Scofield revisited the thematic approach for A Moment’s Peace, a 2011 ballad collection spanning Gershwin, the Beatles, and fresh material. The album, recorded with drummer Brian Blade, organist Larry Goldings, and bassist Scott Colley, reached listeners in September of that year. Also in 2011, Indirecto Records issued the double-length MSMW Live: In Case the World Changes Its Mind, drawn from Medeski, Scofield, Martin & Wood’s 2006 world tour and featuring repertoire from both A Go Go and the group’s studio album Out Louder. More than a decade after Uberjam, Scofield reassembled several of its contributors—Avi Bortnick on guitar and samples, Adam Deitch on drums, plus guest John Medeski—along with bassist Andy Hess and drummer Louis Cato for Uberjam Deux, released in July 2013.

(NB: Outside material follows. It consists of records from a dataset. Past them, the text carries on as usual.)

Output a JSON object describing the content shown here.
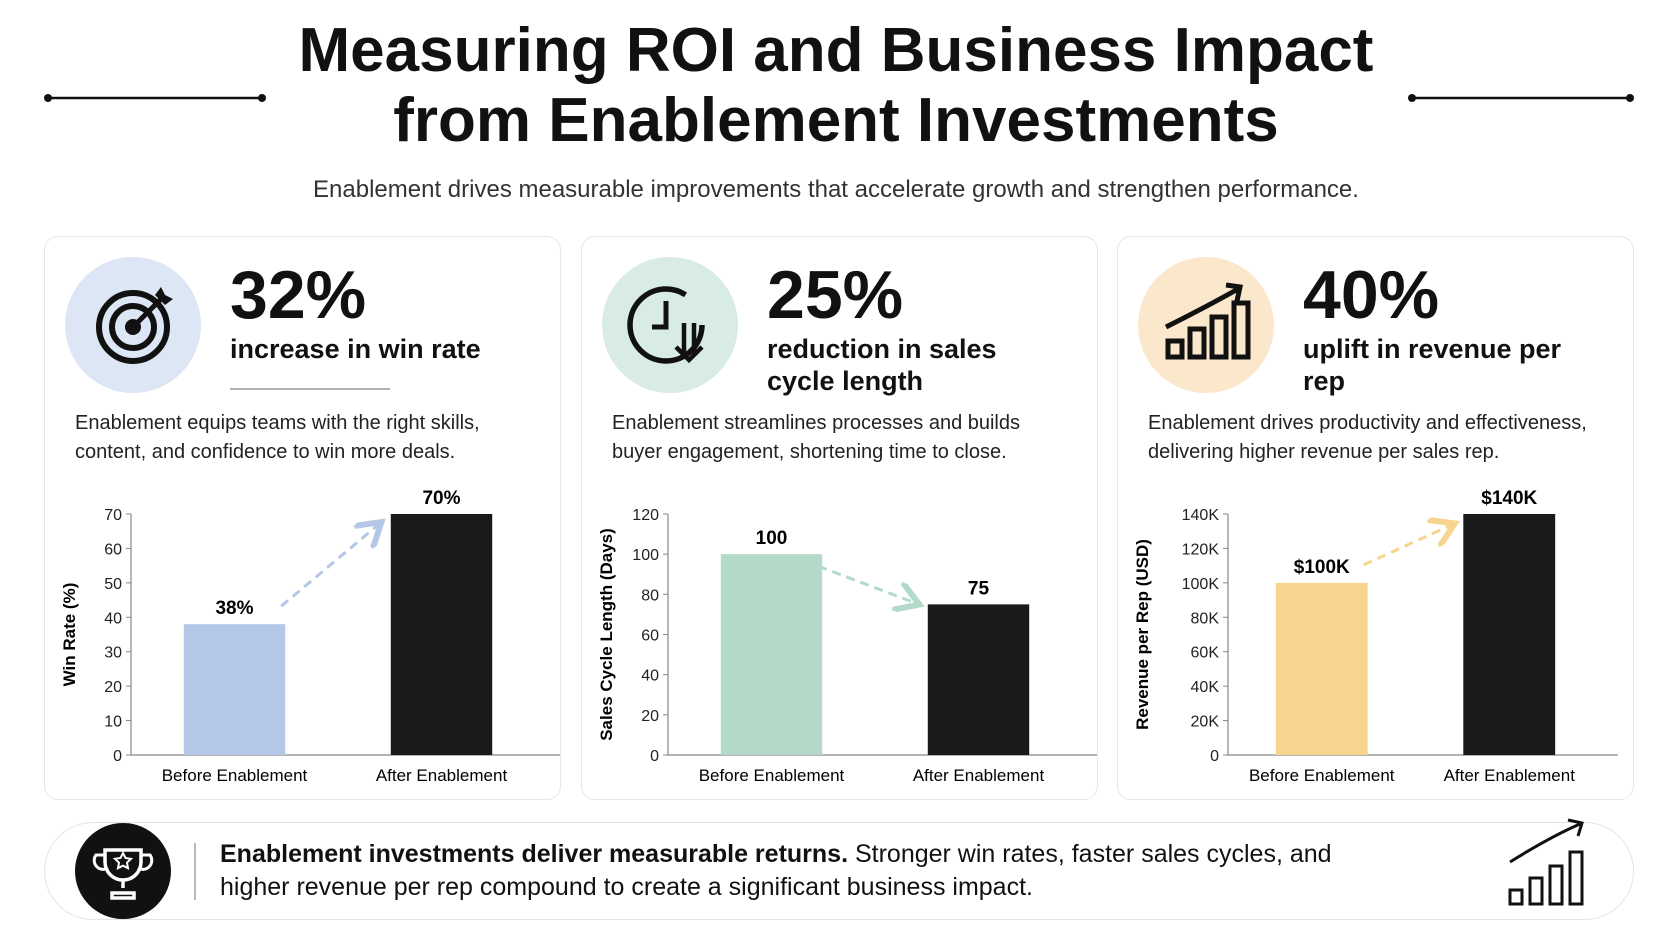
{
  "header": {
    "title": "Measuring ROI and Business Impact from Enablement Investments",
    "subtitle": "Enablement drives measurable improvements that accelerate growth and strengthen performance."
  },
  "cards": [
    {
      "stat": "32%",
      "stat_label": "increase in win rate",
      "description": "Enablement equips teams with the right skills, content, and confidence to win more deals."
    },
    {
      "stat": "25%",
      "stat_label": "reduction in sales cycle length",
      "description": "Enablement streamlines processes and builds buyer engagement, shortening time to close."
    },
    {
      "stat": "40%",
      "stat_label": "uplift in revenue per rep",
      "description": "Enablement drives productivity and effectiveness, delivering higher revenue per sales rep."
    }
  ],
  "chart_data": [
    {
      "type": "bar",
      "ylabel": "Win Rate (%)",
      "categories": [
        "Before Enablement",
        "After Enablement"
      ],
      "values": [
        38,
        70
      ],
      "value_labels": [
        "38%",
        "70%"
      ],
      "colors": [
        "#b4c7e7",
        "#1a1a1a"
      ],
      "ylim": [
        0,
        70
      ],
      "yticks": [
        0,
        10,
        20,
        30,
        40,
        50,
        60,
        70
      ]
    },
    {
      "type": "bar",
      "ylabel": "Sales Cycle Length (Days)",
      "categories": [
        "Before Enablement",
        "After Enablement"
      ],
      "values": [
        100,
        75
      ],
      "colors": [
        "#b3d9c9",
        "#1a1a1a"
      ],
      "ylim": [
        0,
        120
      ],
      "yticks": [
        0,
        20,
        40,
        60,
        80,
        100,
        120
      ]
    },
    {
      "type": "bar",
      "ylabel": "Revenue per Rep (USD)",
      "categories": [
        "Before Enablement",
        "After Enablement"
      ],
      "values": [
        100000,
        140000
      ],
      "value_labels": [
        "$100K",
        "$140K"
      ],
      "colors": [
        "#f8d58e",
        "#1a1a1a"
      ],
      "ylim": [
        0,
        140000
      ],
      "yticks": [
        0,
        {
          "value": 20000,
          "label": "20K"
        },
        {
          "value": 40000,
          "label": "40K"
        },
        {
          "value": 60000,
          "label": "60K"
        },
        {
          "value": 80000,
          "label": "80K"
        },
        {
          "value": 100000,
          "label": "100K"
        },
        {
          "value": 120000,
          "label": "120K"
        },
        {
          "value": 140000,
          "label": "140K"
        }
      ]
    }
  ],
  "footer": {
    "bold": "Enablement investments deliver measurable returns.",
    "text": "Stronger win rates, faster sales cycles, and higher revenue per rep compound to create a significant business impact."
  }
}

Past Present, issued in 2015, reunited Scofield with his 1990s quartet of saxophonist Joe Lovano, drummer Bill Stewart, and bassist Larry Grenadier. The following year he released Country for Old Men, a salute to country music that incorporated a pair of traditional pieces plus songs linked to Hank Williams, Dolly Parton, George Jones, Merle Haggard, and Shania Twain; the album reached number four on the jazz chart and received the Grammy for Best Instrumental Jazz Album. Drummer Jack DeJohnette, a longtime Hudson Valley resident, convened a quartet with Scofield, Grenadier, and John Medeski—each of whom lives in or near the region—to record originals and material associated, directly or indirectly, with the area. Issued in 2017 to celebrate DeJohnette’s seventy-fifth birthday, the resulting album Hudson was followed by a tour. Scofield returned to leading his own band on Combo 66 in 2018, again featuring Stewart, bassist Vicente Archer, and pianist Gerald Clayton. Swallow Tales appeared on ECM in June 2020, capturing a relaxed session with Stewart and bassist Steve Swallow. Two years later the guitarist made his ECM debut as a solo artist with the thirteen-track John Scofield, interpreting jazz, folk, R&B, and country standards alongside reworked originals from his catalog.

In October 2023 the double-length Uncle John’s Band, recorded with Archer and Stewart, surfaced on ECM, presenting an open-textured program of folk-rock covers, jazz and pop standards, and original compositions.